Ragan has spent much of the past year doing recruitment and indoor training. Despite lucrative scholarship opportunities that lure many Canadian players to the United States, he says he’s managed to snare a few promising players, including Oakville’s Samantha Bright, Amanda Solyam from Erin Mills and Lauren Hampton from Calgary.

This year’s team played several pre-season games in August and its first home game Sept. 10. Playoffs start early next month, with national finals in November. Ragan is determined that the Gryphons will make the playoffs this year.

“We will be competitive,” he says. “We’re better than our record shows.”

He hopes ultimately to see one or more Gryphons qualify for Canada’s team in the World University Games, held every two years.

Working with Ragan are three assistant coaches, including Prof. Al Weersink of the Department of Food, Agricultural and Resource Economics. The two also play together on an old-timers’ league in Cambridge. “I still get a lot of enjoyment from playing,” says Ragan.

Now a Level 3 coach, he started as assistant coach with the Gryphon men’s varsity team in 2007, two years after joining the University. By then he’d spent three years coaching a Guelph boys’ team in the regional soccer league. He coached the Guelph Royals under-16 team that reached the Tier 2 final of the Ontario Cup in 2003 and won the under-17 Tier 2 Ontario Cup in 2004.

As soon as he started working at U of G, Ragan began watching for a coaching opening on campus. “For better or worse, I just can’t stay away from it. Coaching and preparing a team for competitive games are very challenging.”

He grew up playing soccer in Langley, B.C. Pastime turned into passion around age 10, when he joined a league. “We played before school, at lunchtime, after school — it was what we did.” As a member of the under-16 provincial team, “I was fit, I could run a lot, I could get by technically, and I could read the game well.”

Reading the game — including having a good sense of positioning and other players’ movements — is just as critical as kicking the ball. Ragan says many people are surprised to learn just how little ball possession time any single player has during a typical game. Even for good ball players, “if you total the amount of time the ball is at their feet, it’s about three minutes out of a 90-minute game.”

He was in his mid-20s when the NASL folded in 1985. “At that time, if you were approaching 30, the culture was that you had to think about hanging up your boots.” It was time for him to think about life after soccer.

After completing a bachelor of education, Ragan enrolled at Osgoode Hall Law School in 1986. He was called to the bar in 1991. He worked for a private law firm and for Legal Aid Ontario before joining the Office of Research in 2005.

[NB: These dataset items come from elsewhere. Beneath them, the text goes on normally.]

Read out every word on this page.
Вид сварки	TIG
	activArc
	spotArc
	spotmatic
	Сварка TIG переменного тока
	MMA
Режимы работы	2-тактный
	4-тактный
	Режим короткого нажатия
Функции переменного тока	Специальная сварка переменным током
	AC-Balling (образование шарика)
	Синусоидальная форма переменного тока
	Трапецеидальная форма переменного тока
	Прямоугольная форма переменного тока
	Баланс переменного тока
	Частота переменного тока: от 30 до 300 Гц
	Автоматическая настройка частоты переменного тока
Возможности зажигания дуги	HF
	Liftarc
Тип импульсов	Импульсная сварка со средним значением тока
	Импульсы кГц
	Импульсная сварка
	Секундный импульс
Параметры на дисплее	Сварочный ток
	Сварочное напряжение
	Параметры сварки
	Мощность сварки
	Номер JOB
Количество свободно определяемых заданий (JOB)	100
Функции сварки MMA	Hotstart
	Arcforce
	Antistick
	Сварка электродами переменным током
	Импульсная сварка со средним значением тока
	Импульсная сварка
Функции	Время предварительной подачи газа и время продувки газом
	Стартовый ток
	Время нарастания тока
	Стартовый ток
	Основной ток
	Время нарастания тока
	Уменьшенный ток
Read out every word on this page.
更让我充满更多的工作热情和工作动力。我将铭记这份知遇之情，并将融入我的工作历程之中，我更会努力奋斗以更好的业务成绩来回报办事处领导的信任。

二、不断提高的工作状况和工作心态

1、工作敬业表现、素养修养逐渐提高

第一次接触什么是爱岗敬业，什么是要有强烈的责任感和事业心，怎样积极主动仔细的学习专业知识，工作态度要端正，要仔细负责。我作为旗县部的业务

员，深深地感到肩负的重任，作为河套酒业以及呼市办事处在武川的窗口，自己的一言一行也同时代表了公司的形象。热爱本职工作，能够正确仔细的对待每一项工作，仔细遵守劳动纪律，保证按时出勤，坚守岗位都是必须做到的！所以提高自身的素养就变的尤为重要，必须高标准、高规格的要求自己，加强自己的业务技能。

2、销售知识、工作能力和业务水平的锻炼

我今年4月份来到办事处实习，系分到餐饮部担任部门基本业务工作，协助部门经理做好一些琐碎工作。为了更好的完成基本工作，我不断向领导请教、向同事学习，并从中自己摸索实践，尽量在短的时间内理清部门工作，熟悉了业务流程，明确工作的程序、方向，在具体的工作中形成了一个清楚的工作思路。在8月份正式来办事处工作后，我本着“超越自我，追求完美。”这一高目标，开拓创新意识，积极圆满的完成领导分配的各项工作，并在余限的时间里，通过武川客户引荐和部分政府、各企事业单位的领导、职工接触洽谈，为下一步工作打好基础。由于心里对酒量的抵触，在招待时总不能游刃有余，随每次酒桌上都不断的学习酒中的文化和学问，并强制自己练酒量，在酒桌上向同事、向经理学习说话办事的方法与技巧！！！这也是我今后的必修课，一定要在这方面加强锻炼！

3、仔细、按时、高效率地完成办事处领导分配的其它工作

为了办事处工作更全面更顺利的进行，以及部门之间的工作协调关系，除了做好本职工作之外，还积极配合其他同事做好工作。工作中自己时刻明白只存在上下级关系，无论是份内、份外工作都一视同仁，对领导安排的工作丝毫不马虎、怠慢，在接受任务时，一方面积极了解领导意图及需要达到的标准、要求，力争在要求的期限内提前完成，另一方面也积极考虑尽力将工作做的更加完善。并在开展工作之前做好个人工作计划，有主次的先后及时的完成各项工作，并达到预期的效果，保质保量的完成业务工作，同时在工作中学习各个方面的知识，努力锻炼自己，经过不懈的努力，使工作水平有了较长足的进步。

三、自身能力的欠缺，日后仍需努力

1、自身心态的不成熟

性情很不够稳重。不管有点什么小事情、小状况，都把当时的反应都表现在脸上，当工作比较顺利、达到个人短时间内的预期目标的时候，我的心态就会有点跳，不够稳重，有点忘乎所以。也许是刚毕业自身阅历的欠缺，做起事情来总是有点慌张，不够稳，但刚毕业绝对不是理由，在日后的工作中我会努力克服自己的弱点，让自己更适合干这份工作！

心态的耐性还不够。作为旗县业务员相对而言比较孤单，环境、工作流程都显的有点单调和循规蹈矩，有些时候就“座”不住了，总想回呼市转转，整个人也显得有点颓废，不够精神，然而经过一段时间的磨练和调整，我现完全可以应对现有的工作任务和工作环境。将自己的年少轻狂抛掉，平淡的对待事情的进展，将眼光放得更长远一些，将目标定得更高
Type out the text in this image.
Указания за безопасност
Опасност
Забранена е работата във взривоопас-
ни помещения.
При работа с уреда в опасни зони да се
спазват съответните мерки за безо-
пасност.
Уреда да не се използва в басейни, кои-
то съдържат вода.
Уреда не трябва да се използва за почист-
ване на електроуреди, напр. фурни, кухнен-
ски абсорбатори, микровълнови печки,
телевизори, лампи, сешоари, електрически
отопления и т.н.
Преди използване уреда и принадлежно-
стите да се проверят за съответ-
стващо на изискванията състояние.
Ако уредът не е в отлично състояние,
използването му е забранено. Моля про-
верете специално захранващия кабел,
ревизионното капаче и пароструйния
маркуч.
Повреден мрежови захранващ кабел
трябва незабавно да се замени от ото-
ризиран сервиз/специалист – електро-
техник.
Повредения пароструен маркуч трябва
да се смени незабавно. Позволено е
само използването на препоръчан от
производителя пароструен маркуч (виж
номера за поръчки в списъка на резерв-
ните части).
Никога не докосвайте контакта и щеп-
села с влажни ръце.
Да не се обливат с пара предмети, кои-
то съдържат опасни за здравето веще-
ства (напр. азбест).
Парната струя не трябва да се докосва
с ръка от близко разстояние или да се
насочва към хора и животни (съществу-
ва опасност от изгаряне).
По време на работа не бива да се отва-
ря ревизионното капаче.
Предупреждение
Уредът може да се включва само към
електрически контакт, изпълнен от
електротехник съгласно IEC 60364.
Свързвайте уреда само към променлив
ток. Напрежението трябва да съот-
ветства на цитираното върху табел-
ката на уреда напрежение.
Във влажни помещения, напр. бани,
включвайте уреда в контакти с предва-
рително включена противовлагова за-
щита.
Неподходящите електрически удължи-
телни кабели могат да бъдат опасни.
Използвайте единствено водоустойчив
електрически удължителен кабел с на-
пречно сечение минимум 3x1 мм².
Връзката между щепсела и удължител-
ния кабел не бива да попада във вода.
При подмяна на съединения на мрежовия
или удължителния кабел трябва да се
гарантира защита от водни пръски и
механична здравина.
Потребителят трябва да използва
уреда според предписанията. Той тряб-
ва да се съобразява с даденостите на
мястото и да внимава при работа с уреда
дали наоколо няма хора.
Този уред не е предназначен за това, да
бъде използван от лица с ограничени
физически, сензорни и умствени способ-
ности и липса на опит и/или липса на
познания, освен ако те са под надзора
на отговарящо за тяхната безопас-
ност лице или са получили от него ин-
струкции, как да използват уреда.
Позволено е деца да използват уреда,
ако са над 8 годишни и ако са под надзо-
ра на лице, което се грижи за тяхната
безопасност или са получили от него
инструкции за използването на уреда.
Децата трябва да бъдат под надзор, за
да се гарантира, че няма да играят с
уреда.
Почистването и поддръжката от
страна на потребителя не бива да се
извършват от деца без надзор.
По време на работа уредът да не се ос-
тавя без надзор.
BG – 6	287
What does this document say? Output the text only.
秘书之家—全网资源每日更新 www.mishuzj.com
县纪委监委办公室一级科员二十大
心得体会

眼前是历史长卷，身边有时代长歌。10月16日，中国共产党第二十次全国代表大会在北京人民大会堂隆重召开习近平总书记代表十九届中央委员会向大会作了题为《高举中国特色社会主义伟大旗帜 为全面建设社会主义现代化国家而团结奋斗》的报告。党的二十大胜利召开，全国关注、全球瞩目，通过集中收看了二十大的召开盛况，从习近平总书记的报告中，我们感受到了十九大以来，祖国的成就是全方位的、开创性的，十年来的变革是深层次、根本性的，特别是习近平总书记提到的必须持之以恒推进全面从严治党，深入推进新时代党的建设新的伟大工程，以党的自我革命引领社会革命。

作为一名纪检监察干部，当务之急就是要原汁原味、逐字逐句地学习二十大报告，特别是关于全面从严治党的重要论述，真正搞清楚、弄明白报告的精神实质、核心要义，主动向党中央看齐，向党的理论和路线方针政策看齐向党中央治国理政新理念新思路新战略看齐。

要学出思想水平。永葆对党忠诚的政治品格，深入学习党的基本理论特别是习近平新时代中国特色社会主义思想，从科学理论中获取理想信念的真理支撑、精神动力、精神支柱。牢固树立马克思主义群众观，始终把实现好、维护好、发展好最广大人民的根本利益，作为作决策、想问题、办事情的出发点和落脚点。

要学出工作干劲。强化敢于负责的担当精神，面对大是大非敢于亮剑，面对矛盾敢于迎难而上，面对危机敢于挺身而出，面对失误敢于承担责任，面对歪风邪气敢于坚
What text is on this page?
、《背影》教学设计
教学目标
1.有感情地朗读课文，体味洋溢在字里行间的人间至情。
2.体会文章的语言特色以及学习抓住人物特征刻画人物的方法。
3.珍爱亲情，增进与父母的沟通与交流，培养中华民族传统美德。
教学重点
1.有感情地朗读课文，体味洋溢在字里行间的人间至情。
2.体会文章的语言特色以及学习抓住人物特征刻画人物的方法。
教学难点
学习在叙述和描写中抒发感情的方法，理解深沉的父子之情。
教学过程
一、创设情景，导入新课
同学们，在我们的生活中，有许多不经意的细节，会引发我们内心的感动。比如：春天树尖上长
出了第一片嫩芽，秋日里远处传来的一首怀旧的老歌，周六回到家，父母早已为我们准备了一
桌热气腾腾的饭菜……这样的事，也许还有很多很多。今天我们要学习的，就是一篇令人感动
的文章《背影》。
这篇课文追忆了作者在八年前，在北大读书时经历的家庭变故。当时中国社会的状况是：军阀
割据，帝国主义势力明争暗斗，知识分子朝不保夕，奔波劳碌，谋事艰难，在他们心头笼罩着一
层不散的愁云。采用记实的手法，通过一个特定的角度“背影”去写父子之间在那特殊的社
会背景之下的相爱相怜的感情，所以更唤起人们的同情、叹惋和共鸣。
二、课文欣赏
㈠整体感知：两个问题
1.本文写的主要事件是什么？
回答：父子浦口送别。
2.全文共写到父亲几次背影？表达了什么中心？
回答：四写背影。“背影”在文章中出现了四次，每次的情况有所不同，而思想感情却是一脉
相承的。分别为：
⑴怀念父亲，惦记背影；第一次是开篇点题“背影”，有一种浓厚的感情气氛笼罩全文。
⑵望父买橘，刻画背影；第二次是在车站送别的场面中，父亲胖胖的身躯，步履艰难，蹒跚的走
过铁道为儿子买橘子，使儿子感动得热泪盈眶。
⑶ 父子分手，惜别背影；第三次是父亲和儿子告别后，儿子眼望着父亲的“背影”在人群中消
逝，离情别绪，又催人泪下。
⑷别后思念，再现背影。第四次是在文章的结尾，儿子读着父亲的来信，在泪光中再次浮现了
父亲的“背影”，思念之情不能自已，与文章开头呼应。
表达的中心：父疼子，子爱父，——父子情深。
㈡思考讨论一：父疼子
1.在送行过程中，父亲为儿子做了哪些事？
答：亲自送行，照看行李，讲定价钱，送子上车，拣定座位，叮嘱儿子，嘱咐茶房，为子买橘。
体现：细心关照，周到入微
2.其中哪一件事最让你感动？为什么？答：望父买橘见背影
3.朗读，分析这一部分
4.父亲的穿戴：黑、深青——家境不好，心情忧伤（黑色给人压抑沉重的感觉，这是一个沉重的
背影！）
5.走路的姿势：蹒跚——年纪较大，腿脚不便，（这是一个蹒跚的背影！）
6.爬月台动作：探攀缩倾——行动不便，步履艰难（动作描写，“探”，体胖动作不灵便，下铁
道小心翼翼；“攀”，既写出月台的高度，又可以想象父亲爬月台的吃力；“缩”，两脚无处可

It’s his job to dot all the legal “i’s” on research contracts involving faculty across the University. “Before the money can flow, you need a contract in place,” he says. “A legal background helps.”

Ragan and his wife, Janet, a Guelph graduate in applied human nutrition, moved to Guelph in 1984. They have four children, including Ben, 22, a fourth-year freshwater and marine biology student at U of G and a varsity soccer player.